Grandpa got up, made himself a martini, picked up Dad’s baseball bat, and walked out to the front yard to have a discussion with the Peach tree.
“I’ve just received a letter.” he explained, waving the paper at the tree. “Asking when you’re going to fruit. Now, I think I’ve held up my responsibilities to you as your caretaker, so it’s time for you to start providing. Do you understand? This spring, you better start fruiting or I will personally take this bat to you and turn you to into kindling.”
He stepped close to the tree, sticking his face in the branches as though whispering into it’s hypothetical ear. “Do not test me, you little shit.”
The next week, the tree bloomed out of season, and by February, it had set an obscene amount of fruit, which grandpa gleefully turned into preserves and mailed back to Iowa.
BUT WAIT THERE’S MORE:
I e-mailed dad to tell him that that peach tree story is much popular on this site, and he mailed me back with:
“You realize Scotty mailed Grandpa an ornamental tree right? It wasn’t supposed to fruit at all.

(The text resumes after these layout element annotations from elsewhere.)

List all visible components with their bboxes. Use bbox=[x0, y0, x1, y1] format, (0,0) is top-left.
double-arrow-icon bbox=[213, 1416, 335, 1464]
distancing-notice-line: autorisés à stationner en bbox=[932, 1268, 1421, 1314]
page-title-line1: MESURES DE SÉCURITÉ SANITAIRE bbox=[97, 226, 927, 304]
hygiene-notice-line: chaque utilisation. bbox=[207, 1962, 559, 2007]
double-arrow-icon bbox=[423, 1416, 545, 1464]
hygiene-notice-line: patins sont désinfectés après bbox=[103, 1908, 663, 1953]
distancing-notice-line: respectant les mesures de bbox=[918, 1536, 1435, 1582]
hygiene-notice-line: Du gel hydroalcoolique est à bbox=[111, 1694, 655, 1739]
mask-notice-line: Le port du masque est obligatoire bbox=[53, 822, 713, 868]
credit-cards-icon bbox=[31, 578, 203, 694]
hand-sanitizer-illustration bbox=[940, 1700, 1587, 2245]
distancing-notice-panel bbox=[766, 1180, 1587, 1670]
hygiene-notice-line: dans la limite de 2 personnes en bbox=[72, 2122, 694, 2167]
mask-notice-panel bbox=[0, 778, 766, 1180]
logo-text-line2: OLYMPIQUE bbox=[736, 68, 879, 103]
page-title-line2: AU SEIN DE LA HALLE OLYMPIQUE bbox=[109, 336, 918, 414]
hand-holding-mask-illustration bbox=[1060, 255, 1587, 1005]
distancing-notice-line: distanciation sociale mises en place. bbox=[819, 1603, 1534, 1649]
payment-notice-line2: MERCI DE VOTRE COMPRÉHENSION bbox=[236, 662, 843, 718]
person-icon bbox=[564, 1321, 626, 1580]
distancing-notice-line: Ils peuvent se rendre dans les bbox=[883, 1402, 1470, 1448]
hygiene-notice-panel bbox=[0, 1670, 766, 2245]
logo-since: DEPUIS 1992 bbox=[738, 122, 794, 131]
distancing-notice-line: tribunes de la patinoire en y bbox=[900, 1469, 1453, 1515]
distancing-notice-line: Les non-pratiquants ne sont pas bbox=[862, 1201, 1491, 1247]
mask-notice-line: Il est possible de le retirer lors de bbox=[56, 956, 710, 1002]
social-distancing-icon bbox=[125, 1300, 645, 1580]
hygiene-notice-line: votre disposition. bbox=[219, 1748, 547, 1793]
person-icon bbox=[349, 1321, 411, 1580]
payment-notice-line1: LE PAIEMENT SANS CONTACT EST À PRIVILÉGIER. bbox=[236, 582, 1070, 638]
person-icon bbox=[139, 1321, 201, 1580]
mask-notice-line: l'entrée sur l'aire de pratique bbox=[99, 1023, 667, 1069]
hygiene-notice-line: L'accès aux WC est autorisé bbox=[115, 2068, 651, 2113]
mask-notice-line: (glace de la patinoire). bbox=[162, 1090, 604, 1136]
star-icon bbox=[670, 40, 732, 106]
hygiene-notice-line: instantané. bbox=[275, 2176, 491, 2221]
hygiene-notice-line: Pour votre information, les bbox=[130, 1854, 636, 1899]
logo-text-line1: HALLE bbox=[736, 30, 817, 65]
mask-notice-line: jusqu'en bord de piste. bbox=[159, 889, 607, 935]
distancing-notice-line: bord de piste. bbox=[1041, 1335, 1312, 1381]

He was gonna tell Grandpa it was sterile on his deathbed, because Scotty was an ass like that. He was so mad when Grandpa mailed the peaches that he wrote a fairly nasty letter back accusing him of being a charlatan and that his corn was skinny and probably fake too. Grandpa was furious and mailed them polaroids of the tree to show that HE WAS NOT FAKING IT, THANK YOU, and Scotty accused him of taping store peaches to the tree, ad so on.
This went on for several years and got rather bitter, until the Iowans came out to California again, and Grandpa drove Scotty from the airport at ten at night to show him the goddamn tree, with the real fruit it was actually growing, thank you.
Scotty was about to argue with him when Leone whopped him over the head with her purse and said “If I hear one more goddamn word about this tree, they’ll never find your corpse. Now lets go in, I want a martini.”
Things got much better with the Iowans after that.
You should’ve heard Leone cackle when your grandmother showed up at Scotty’s funeral with a peach cobbler though.”
I’M FUCKING DYING. WE MOVED THAT TREE AFTER GRANDPA DIED AND IT’S STILL FUCKING FRUITING.